- Directed by: Sachin Gupta
- Screenplay by: Sachin Gupta
- Produced by: Sushma Gupta and Rashmi Bansal.
- Starring: Sumeet Kaul, Anamika Shukla, Anmol Goswami and Pihu Datta
- Music by: Shivang Mathur
- Production company: Chilsag Entertainment Network
- Release date: September 2018;
- Running time: 100 minutes
- Country: India
- Language: Hindi

= Pakhi (film) =

Pakhi is a 2018 Indian crime drama directed and produced by the award-winning playwright and theatre director Sachin Gupta under Chilsag Entertainment Network in association with London Players. It is produced by Sachin Gupta, Sushma Gupta and Rashmi Bansal. The film stars Sumeet Kaul, Anamika Shukla, Anmol Goswami and Pihu Datta in the lead roles. The film is based on a true story of a 10-year-old girl with focuses on child trafficking, flesh trade, child marriage, and rape.

== Plot ==
The narrative begins with Suhani; a young girl conned into the flesh trade operated by a goon called Bali.

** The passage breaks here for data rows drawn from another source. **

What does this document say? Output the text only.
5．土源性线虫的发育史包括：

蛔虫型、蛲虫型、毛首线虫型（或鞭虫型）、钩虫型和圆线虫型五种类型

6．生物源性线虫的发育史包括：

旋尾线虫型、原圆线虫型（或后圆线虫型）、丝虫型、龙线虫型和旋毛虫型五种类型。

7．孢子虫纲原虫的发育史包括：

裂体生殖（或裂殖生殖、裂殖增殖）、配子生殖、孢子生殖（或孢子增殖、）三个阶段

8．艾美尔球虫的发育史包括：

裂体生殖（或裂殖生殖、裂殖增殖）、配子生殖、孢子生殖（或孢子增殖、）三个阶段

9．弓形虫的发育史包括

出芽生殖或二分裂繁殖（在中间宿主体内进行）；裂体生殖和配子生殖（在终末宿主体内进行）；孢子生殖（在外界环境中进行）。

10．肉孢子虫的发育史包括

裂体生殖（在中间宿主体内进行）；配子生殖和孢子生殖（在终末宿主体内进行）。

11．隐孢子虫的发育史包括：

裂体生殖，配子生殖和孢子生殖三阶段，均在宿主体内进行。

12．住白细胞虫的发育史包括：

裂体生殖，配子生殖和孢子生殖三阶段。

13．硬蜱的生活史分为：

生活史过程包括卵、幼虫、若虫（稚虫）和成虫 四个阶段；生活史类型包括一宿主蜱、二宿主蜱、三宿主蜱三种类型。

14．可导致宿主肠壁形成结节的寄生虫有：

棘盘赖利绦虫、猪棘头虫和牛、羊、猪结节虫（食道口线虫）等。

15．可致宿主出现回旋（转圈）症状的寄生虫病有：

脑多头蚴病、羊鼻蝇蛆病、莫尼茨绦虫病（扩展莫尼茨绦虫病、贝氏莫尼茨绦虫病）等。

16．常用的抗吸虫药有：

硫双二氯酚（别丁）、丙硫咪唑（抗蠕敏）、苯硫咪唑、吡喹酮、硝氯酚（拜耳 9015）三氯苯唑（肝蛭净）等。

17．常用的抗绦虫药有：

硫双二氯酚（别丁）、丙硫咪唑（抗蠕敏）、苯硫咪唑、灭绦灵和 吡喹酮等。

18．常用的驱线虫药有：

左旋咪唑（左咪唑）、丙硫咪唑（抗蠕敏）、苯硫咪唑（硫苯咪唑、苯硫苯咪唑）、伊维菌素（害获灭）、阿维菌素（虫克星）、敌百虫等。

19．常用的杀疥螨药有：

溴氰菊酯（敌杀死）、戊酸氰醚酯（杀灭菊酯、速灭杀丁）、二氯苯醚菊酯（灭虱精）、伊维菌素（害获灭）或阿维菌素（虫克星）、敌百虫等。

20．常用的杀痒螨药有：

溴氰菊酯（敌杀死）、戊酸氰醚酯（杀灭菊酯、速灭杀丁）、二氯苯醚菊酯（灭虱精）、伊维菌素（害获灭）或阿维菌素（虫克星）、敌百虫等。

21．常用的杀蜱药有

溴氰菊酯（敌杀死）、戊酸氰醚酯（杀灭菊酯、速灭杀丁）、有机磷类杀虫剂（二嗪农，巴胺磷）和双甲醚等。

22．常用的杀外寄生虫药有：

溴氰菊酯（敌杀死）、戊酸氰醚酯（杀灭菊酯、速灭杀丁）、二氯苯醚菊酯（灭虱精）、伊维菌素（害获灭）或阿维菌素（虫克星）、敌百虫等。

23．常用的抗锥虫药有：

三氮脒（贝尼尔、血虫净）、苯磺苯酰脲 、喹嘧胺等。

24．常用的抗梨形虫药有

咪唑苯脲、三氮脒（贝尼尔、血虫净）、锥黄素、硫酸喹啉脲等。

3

Circumstances make the brutal Bali believe that Suhani brings him luck, so he gives her royal treatment compared to the other girls in his faction. Several months later, Pihu, her brother Maulik, and her elder sister are sold to Bali by their uncle. While the elder sister escapes the trauma by killing herself, Pihu catches the eye of a Hyderabad businessman who is keen to marry her. Later, Suhani helps Pihu and her brother escape from Bali's clutches, which forms the crux of the tale. Run time is 100 minutes.

== Cast ==

- Sumeet Kant Kaul as Bali
- Anamika Shukla as Pakhi
- Anmol Goswami as Maulik
- Sikandar Khan
- Tanmanya Bali
- Vijyant Kohli
- Komal Khanna
- Gital Patel

== Music ==
The music for the film was composed by Shivang Mathur. The background score was composed by Nikhil Koparde. The lyrics were written by Shayra Apoorva.

=== Track listing ===

| No. | Title | Lyrics | Music | Singer | Length | Produced | Mastered |
|---|---|---|---|---|---|---|---|
| 1. | Andhere | Shayra Apoorva | Shivang Mathur | Prateeksha Srivastava | 3:54 | Aman Agarwal | Aman Agarwal |
| 2. | Khabrein Garam | Shayra Apoorva | Shivang Mathur | Tanisha Datta | 3:52 | Rishit Chauhan | Atharva Joshi |
| 3. | Gum Hain Kahan | Shayra Apoorva | Shivang Mathur | Prateeksha Srivastava | 7:58 | Aman Agarwal | Aman Agarwal |
| 4. | Gum Hain Kahan (Duet) | Shayra Apoorva | Shivang Mathur | Aditti Mehrotra & Prateeksha Srivastava | 13:22 | Aman Agarwal | Aman Agarwal |

== Censorship ==
The movie faced hard criticism from the Central Board of Film Certification for their item song. The movie was considered too dark and serious as it tackled the concept of sex trafficking. The film received an 'A' certificate from the Central Board of Film Certification because it was said to be very intense. They were also asked to remove the item song, 'Khabare hot', to replace the word 'Kali' wherever 'Kali Puja' is used and to replace 'Ministerji' with 'Netaji' The director started a movement with the hashtag #JusticeforPakhi to get the movie approved by CBFC without any cuts. The movie was supposed to release on 10 August 2018 but was finally released in September 2018 after all the necessary cuts were made.